Économie en Chine : des mesures de relance pour atteindre les 5 % de croissance annuelle
La Banque populaire de Chine (BPC) a annoncé, mardi 24 septembre, une série d’assouplissements monétaires afin de soutenir l’économie chinoise et atteindre les 5 % de croissance réelle en 2024, malgré les doutes émis par de nombreux analystes.
Le volet le plus important de cette annonce est la baisse de 50 points de base (-0,50 %) du taux des réserves obligatoires. Ce taux correspond à la proportion des dépôts que chaque banque doit détenir auprès de la banque centrale. Une telle mesure pourrait favoriser l’offre de crédit et, in fine, la consommation des ménages, structurellement très faible. Les autorités chinoises espèrent que cette mesure permettra à terme de générer plus de 1 000 milliards de yuans (127 milliards d’euros) de liquidités dans le système financier pour stimuler le crédit. En complément, les autres taux directeurs ont été abaissés.
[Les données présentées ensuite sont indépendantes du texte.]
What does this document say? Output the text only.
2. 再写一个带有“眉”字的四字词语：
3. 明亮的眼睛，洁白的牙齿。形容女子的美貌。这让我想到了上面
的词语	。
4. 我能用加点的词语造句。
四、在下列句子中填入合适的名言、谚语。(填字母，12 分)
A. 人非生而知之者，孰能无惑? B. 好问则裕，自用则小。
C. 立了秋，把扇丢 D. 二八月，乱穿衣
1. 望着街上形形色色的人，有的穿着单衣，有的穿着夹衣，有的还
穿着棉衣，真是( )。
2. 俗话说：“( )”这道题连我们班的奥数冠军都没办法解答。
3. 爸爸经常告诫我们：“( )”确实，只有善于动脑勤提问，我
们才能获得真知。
La BPC vient également au secours du marché immobilier, grâce à une baisse du taux d’intérêt de référence emprunts immobiliers de 0,5 % et une baisse de l’apport minimum (de 25 % à 15 %). La BPC a parallèlement conduit un programme de facilité de crédit à hauteur de 300 milliards de yuan à destination des banques, pour leur assurer des liquidités suffisantes.
Toutes ces mesures visent à renforcer l’offre de crédit à destination des entreprises et surtout des ménages, avec l’espoir que ceux-ci augmenteront leur consommation et leur investissement dans l’immobilier, secteur en pleine crise depuis 2021.
Croissance en Chine : ce plan est-il suffisant ?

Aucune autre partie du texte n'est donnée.